After tax, the company posted a loss of Rs 196.89 crore for Q3 FY26, compared with a loss of Rs 307.17 crore in Q2 FY26 and a profit of Rs 165.42 crore a year earlier. For the nine months ended December 31, 2025, Tejas Networks reported revenue of Rs 769.02 crore and a loss after tax of Rs 697.97 crore, a sharp swing from a Rs 512.67 crore profit in the corresponding nine-month period last year. The numbers reflect a year marked by execution challenges rather than demand collapse.

Costs remained the dominant spoiler. Total expenses for the December quarter stood at Rs 616.50 crore, driven by elevated material costs, employee expenses and provisioning. The company also flagged several one-offs and adjustments: a Rs 9.85 crore provision linked to the implementation of new labour codes, ₹24.35 crore in warranty provisions, and reversals related to inventory obsolescence. Earlier quarters had already absorbed heavy charges tied to contract manufacturing losses, design changes and write-downs, the hangover from which continues to weigh on profitability.

Tejas reiterated that it operates as a single reportable segment focused on telecom and data networking products and services, offering little insulation from sector-wide volatility. While revenue momentum has stabilised sequentially, the contrast with the previous financial year remains stark. For context, the company closed FY25 with audited standalone revenue of Rs 8,915.73 crore and a profit after tax of Rs 450.66 crore, underscoring how sharply the operating environment has shifted in FY26.

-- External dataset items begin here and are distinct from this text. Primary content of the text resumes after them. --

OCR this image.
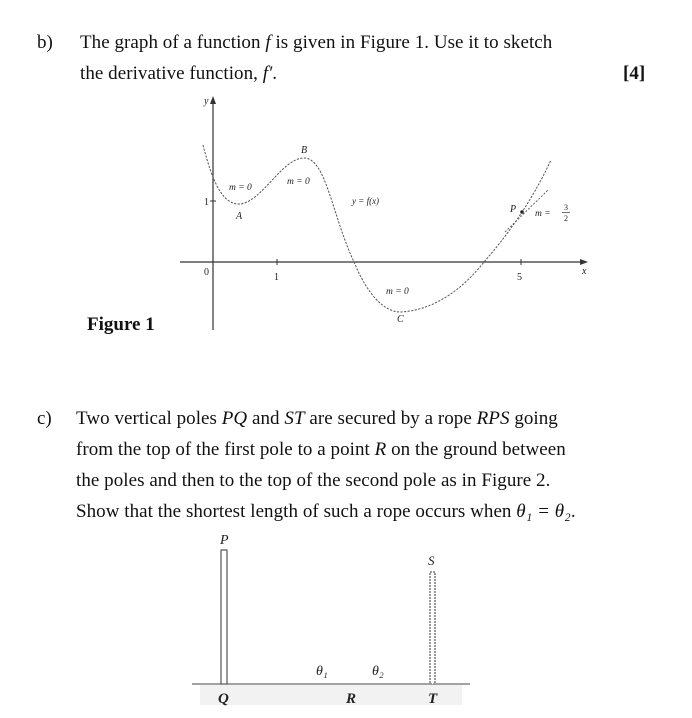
b) The graph of a function f is given in Figure 1. Use it to sketch
the derivative function, f′.	[4]
y
x
0
1
1	5
A
B
C
P
m = 0
m = 0
m = 0
y = f(x)
m =
3
2
Figure 1
c) Two vertical poles PQ and ST are secured by a rope RPS going
from the top of the first pole to a point R on the ground between
the poles and then to the top of the second pole as in Figure 2.
Show that the shortest length of such a rope occurs when θ₁ = θ₂.
P
S
Q	R	T
θ₁	θ₂
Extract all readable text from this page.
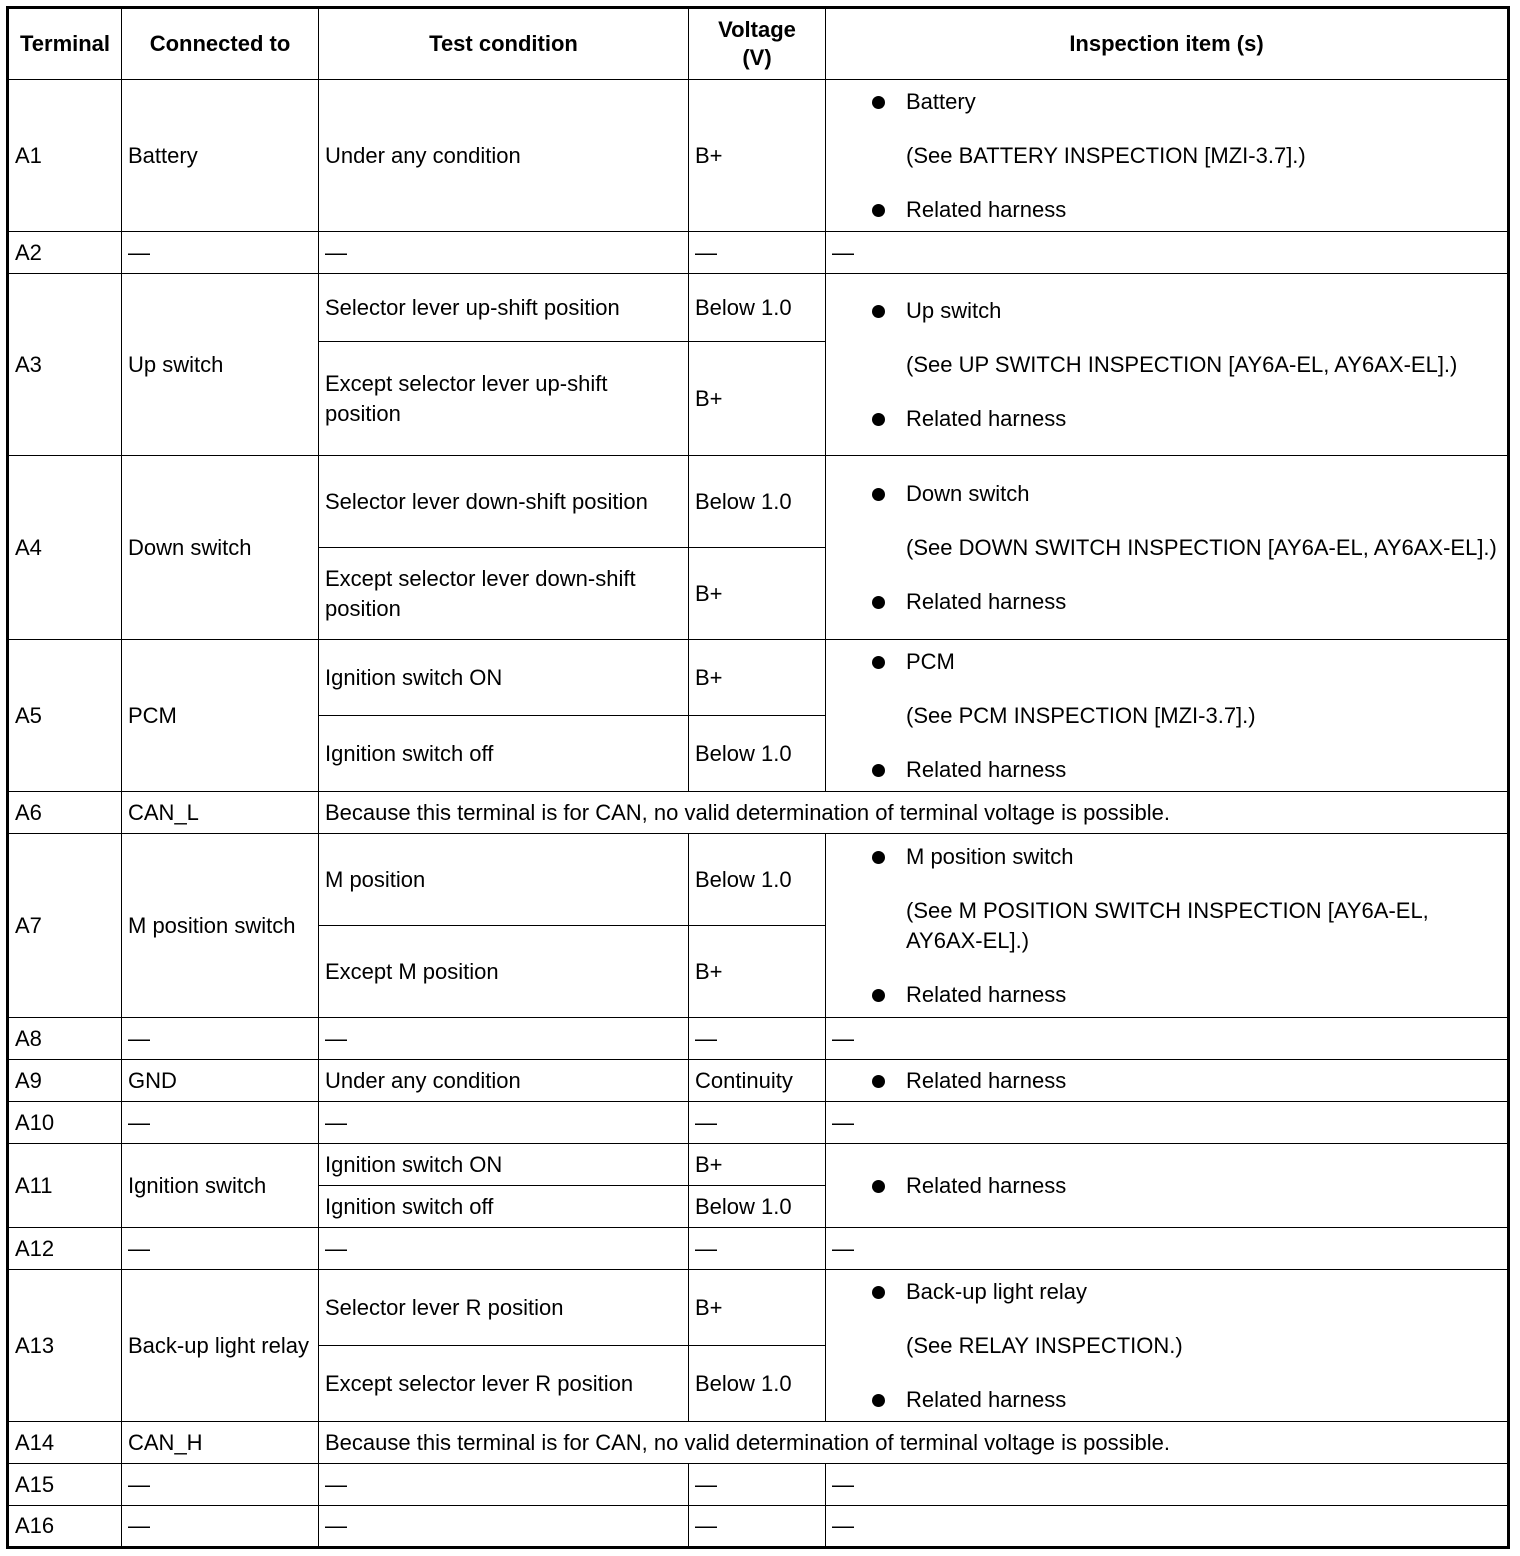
Terminal	Connected to	Test condition	Voltage (V)	Inspection item (s)
A1	Battery	Under any condition	B+	Battery
(See BATTERY INSPECTION [MZI-3.7].)
Related harness

A2	—	—	—	—
A3	Up switch	Selector lever up-shift position	Below 1.0	Up switch
(See UP SWITCH INSPECTION [AY6A-EL, AY6AX-EL].)
Related harness

		Except selector lever up-shift position	B+	
A4	Down switch	Selector lever down-shift position	Below 1.0	Down switch
(See DOWN SWITCH INSPECTION [AY6A-EL, AY6AX-EL].)
Related harness

		Except selector lever down-shift position	B+	
A5	PCM	Ignition switch ON	B+	PCM
(See PCM INSPECTION [MZI-3.7].)
Related harness

		Ignition switch off	Below 1.0	
A6	CAN_L	Because this terminal is for CAN, no valid determination of terminal voltage is possible.		
A7	M position switch	M position	Below 1.0	M position switch
(See M POSITION SWITCH INSPECTION [AY6A-EL, AY6AX-EL].)
Related harness

		Except M position	B+	
A8	—	—	—	—
A9	GND	Under any condition	Continuity	Related harness

A10	—	—	—	—
A11	Ignition switch	Ignition switch ON	B+	Related harness

		Ignition switch off	Below 1.0	
A12	—	—	—	—
A13	Back-up light relay	Selector lever R position	B+	Back-up light relay
(See RELAY INSPECTION.)
Related harness

		Except selector lever R position	Below 1.0	
A14	CAN_H	Because this terminal is for CAN, no valid determination of terminal voltage is possible.		
A15	—	—	—	—
A16	—	—	—	—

The results were reviewed by the audit committee and approved by the board on January 9, 2026, but they leave investors with a familiar question: when does recovery turn structural rather than episodic? For now, Tejas Networks appears to be in reset mode, balancing execution clean-up with cost discipline. In a sector where margins can be as fragile as fibre strands, the next few quarters will matter as much as the signals the company sends to the market.